Heart Of The Valley

つらい一週間でした、特にこの2,3日。まだ眠いです。この辛かった一週間を故郷のりんごジュースと蒸気のアイマスクが助けてくれました。ありがとう!

【本日の一枚】

Jeff Larson / Heart Of The Valley (2009)


Airport Smiles

待望のJeff Larsonの新作。デジパック仕様のジャケはシンプルで前作のジャケの雲が同じように描かれ、街の写真の自然体を強調しているようなデザイン。

 プロデュース/大半の曲のソングライティングをGerry Beckleyが担当。今回Jeff本人が作曲に関わってるのはわずか2曲のみ、さらには楽器についてもピアノのみの演奏というのが意外。Special GuestにAmericaのDewey BunnellやJeffrey Foskett、さらにはRich Campbell (America)、Rusty Young (Poco)の名も。

 前作同様、非常に素朴で穏やかな色合いや爽やかな印象を受けるが、当然のこととして、GerryのSoloやAmericaに近い音である。従来のアルバム以上にGerryとのコラボ色が強い。これはこれでいいのだが、個人的にはJeffrey Foskettにもっと突っ込んだ参加をしてほしいというのが本音。

 オススメはAmerica譲りのハーモニーが素敵な#1“Heart Of The Valley”、Jeff/Gerry体制の良い所を詰め込んだようなウエストコーストサウンド(後期Eaglesの匂いが・・)#4“Minus Marci”、Gerryの素晴らしいソングライティング能力が堪能できるバラード#5“Calling”、波のようなハーモニーがBeach Boysを、素朴で優しげなメロディーがAmerica, Jackson Browneなんかを彷彿させる印象的なウエストコースト・ソング#6“One Way Ticket”、Jefferyの影がちらつくんだけど、関わっていないような・・・まあそれでも十分に素敵な(私のイチオシ)#10“Wishing Well”、アルバムを閉じるのには相応しい#11“One Lit Window”などか。

 初期3部作に見られた眩しいくらいの独自性が若干失われてきている気がするのはプロデューサーであるGerryの責任か。あの70sウェストコーストサウンドと現代の音との融合を凄く納得のいく形で見せてくれたJeff Larsonは幻だったのか?・・・という気持がない訳でもないが、総じて現在堪能できるBreezyなSoft Rockとしては最高峰と言っても過言ではないでしょう。

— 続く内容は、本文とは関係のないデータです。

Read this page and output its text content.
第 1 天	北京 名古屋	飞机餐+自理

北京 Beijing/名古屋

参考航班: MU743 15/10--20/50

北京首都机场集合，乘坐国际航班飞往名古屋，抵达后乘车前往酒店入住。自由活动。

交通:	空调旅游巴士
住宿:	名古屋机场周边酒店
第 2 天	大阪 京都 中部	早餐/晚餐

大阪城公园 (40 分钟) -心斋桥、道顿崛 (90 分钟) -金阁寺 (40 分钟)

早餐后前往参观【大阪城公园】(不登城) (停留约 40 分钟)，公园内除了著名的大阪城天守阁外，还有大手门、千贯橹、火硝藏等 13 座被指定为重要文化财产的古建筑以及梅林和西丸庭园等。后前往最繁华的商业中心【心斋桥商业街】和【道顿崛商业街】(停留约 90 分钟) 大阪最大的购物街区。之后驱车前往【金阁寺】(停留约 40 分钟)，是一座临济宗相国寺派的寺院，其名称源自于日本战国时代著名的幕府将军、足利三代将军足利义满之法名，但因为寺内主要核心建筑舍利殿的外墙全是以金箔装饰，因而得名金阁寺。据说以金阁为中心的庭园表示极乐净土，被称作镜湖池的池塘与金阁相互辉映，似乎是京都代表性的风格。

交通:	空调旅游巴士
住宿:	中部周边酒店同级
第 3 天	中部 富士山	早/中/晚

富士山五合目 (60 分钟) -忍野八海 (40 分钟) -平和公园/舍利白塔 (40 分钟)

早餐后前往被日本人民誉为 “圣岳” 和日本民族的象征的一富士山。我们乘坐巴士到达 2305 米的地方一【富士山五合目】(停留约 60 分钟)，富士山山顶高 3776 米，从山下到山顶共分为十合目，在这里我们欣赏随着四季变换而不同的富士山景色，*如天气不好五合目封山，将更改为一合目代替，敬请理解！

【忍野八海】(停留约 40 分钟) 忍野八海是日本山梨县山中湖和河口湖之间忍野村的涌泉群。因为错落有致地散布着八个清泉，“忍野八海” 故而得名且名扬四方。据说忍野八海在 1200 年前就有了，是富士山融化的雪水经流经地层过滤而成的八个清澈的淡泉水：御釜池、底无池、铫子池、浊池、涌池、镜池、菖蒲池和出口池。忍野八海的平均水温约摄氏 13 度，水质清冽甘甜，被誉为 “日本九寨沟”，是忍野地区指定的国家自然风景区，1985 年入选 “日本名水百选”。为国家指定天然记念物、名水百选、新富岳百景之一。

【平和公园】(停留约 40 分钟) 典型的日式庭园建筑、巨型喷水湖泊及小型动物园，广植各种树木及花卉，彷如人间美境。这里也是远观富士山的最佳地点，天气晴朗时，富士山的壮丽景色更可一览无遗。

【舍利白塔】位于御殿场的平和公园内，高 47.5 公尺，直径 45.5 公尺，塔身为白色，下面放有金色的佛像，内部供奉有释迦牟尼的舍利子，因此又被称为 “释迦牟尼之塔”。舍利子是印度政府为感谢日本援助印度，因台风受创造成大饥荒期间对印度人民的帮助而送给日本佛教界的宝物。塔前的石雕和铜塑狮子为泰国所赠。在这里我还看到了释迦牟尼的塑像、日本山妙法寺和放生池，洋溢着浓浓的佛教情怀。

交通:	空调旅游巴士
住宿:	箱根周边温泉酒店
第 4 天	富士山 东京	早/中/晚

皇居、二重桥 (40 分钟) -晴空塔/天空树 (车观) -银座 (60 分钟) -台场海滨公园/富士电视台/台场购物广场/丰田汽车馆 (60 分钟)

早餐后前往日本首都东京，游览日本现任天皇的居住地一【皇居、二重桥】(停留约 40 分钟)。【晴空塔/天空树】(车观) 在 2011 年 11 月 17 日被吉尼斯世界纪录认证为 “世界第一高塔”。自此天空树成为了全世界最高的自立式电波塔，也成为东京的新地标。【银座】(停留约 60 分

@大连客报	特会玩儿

 なお、#8“Southern Girl”の歌詞はF. Scott Fitzgeraldの詩『One Southern Girl』とエッセイ『The Crack-Up』より改編されたものらしい。

Official Site: http://www.jefflarson-music.com/
MYSPACE: http://www.myspace.com/jefflarsonmusic

【到着&購入】

○Freestyle / Playlist ・・・OPM。メンバーチェンジ後のFreestyleはもはや別のバンドと考えた方がよさそう。よりR&B色/アーバンな色合いが深まった感のある新作(ただしカヴァー集)。Vo.であるJinkyの魅力を最大限に引き出そうとする大胆で意図的なアレンジの変化が見て取れます。#1“I Will Survive”ってGloria Gaynorのあの名曲ですよね??原曲の影形の分からないこのアレンジには脱帽でした。#2の“There’s No Easy Way”はBarry Mann作。James IngramのVersion (バックにDavid Paich)が有名ですね。同じOPM SingerのJed Madelaもカヴァーしてます(これもオススメ)。#3“Got To Be There”は先日急逝したMichael Jacksonの71年(Pop/R&B部門ともに4位)のカヴァー。#4“Suddenly”はOlivia Newton John & Cliff Richardのカヴァー(’81)。これも大きなアレンジの変化は見られませんが、しっくりとくる選曲ですね。#5“I Live For Your Love”はNatalie Coleの91年のアルバム『Everlasting』に収録されてます。OPM SingerではLani Misaluchaなんかが同様にカヴァーしてますね。#6“Take Me I’ll Follow”はBobby Caldwellの渋いカヴァー。確かサントラか何かじゃなかったでしたっけ。久々にオリジナルも聴いてみましたが、かなりの名曲です、コレ。#7“Don’t Let Me Be Lonely Tonight”はJames Taylorの名曲。Claptonを始め数多くのアーティストにカヴァーされていますね。#8“Sara”は言わずとも知れたStarshipのキラー・チューン。原曲よりもややしっとりとした印象を受けます(やはりドラムのせいか?)。#9“Love’s Holiday”はEW&F、#10“Till I Loved You”はBarbra StreisandとDon Johnsonのデュエット曲、#11“Sweet Baby”はGeorge Duke、#12“Easy”はLionel Richie、#13“I Can’t Find The Words To Say Goodbye”はBreadのDavid Gatesの楽曲(Ninaもカヴァーしてましたね)、最後を締めくくる#14“Truly”は再びLionel RichieのカヴァーとAORファンにも凄〜く納得の内容。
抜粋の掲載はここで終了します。